Standing Pat on Options; Brunswick Throws a Strike

Acuity (NYSE: AYI) got hit hard last week due to an analyst downgrade. Roth Capital downgraded the stock to a sell based on President Trump’s threat of a 20% tariff  on imports from Mexico. The analyst noted that a large portion of Acuity’s parts would be affected. It is impossible to know if this tariff will be implemented and while Acuity has a short leash due to its soft quarterly report earlier this month, I don’t think it’s wise to sell the stock on speculation regarding future tariff possibilities.

Ambarella (NSDQ: AMBA) may get a boost from some positive developments in the drone world. Key Banc analyst Brad Erickson raised his estimates for Ambarella customer GoPro and noted that holiday demand was not nearly as bad as feared. I’ve noted before that Ambarella’s trading is correlated fairly tightly to GoPro, despite the fact that the company is diversifying its sales with new customers.

Brunswick (NYSE: BC) reported a solid fourth quarter last week. Revenue grew 9%, slightly less than expected, primarily due to the stronger dollar which lowers the value of foreign sales. Earnings however, grew 19% to better profit margins, a lower tax rate and lower shares due to share repurchases. I’m working through my model to see if Brunswick can move much higher. It’s been a fabulous performer for us, up 40% and I’m loathe to let those gains slip away.

Caterpillar (NYSE: CAT), a stock for which we hold puts, reported a mixed quarter last week.  Adjusted earnings were 85c versus an estimate of 67c. However, these adjusted numbers were boosted by a much higher than anticipated restructuring charge.

Revenue dropped 13% and was $200 million less than expected. Guidance for 2017 was weak- $2.90 versus current estimates of $3.07 and sales of “less than $38 billion versus expectations of $38.3 billion.

Management pointed out that guidance is dependent on a more dramatic improvement in the second half of the year. This means that current demand levels remain punk and that estimates may come down further if demand does not reignite in the second half of the year.

It also warned that more restructuring charges may be on the horizon above and beyond the $500 million currently expected. As a point of reference, Caterpillar recorded $1 billion in restructuring charges in 2016 and $900 million in 2015. These charges have equaled almost half of all profits in the two-year period.

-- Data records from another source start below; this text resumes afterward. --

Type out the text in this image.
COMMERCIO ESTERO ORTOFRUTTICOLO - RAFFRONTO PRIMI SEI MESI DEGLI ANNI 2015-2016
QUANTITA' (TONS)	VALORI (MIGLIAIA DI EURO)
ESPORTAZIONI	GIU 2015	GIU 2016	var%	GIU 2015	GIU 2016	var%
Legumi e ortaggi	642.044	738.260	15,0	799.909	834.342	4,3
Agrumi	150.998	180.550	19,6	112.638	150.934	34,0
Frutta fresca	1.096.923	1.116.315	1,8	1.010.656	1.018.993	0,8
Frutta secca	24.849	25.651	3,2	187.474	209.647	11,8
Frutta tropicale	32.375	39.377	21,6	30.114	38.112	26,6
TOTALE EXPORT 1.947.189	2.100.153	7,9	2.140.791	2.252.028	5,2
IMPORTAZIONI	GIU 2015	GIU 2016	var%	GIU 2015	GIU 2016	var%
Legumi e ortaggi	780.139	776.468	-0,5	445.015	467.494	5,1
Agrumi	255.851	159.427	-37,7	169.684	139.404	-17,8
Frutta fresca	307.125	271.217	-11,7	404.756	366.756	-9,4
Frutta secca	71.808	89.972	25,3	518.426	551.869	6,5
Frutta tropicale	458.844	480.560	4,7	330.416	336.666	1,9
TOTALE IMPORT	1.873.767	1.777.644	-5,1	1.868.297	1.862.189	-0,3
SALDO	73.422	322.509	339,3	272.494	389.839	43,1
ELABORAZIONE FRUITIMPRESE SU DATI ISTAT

I suggest holding on to the puts with the expectation that the stock will drift lower.

Masonite (NYSE: DOOR) and Gypsum Management & Supply (NYSE: GMS) received some bullish news from DR Horton, the largest home builder in the U.S. DR Horton reported last week that first quarter sales increased 17%, slightly higher than expected. It noted that January sales were trending strong. Prices crept higher with the average home price increasing 2% from last year. Higher priced homes are typically larger and include more bells and whistles, good news for Masonite’s high end doors and Gypsum’s dry wall product.

Masonite competitor Jeld Wen had a successful IPO last week, increasing 13% from its $23 initial price. When comparing its financials, I like Masonite better. More than 80% of Masonite’s revenue is domestic versus 60% for Jeld Wen. Both are growing revenue high single digits but Masonite has shown greater improvements in its profitability and holds significantly less debt. Jeld Wen is burdened with a debt equal to three times its equity versus Masonite whose debt/equity ratio is less than one.

PayPal (NSDQ: PYPL) a stock for which we hold calls, reported a solid fourth quarter last week. Revenue grew 19% and earnings grew 17% to 42 cents. The stock traded down a bit after hours due to a news report that guidance was weak. In fact, guidance is right on target with Wall Street projections. Management’s outlook for 16% revenue and earnings growth for 2017 is higher than prior guidance and frames Wall Street numbers.

PayPal continues to sow the seeds of locking in consumers with its mobile payment systems. Its Venmo person to person payment app, which is taking the market by storm, processed $5.6 billion in transactions in the fourth quarter along, up 156% from the prior year. The company has not incorporated any earnings from Venmo into its 2017 projections, leaving room for upside to earnings.

I recommend holding the call for the moment but am well aware of the time value that will erode the call’s value as we get closer to the February expiration.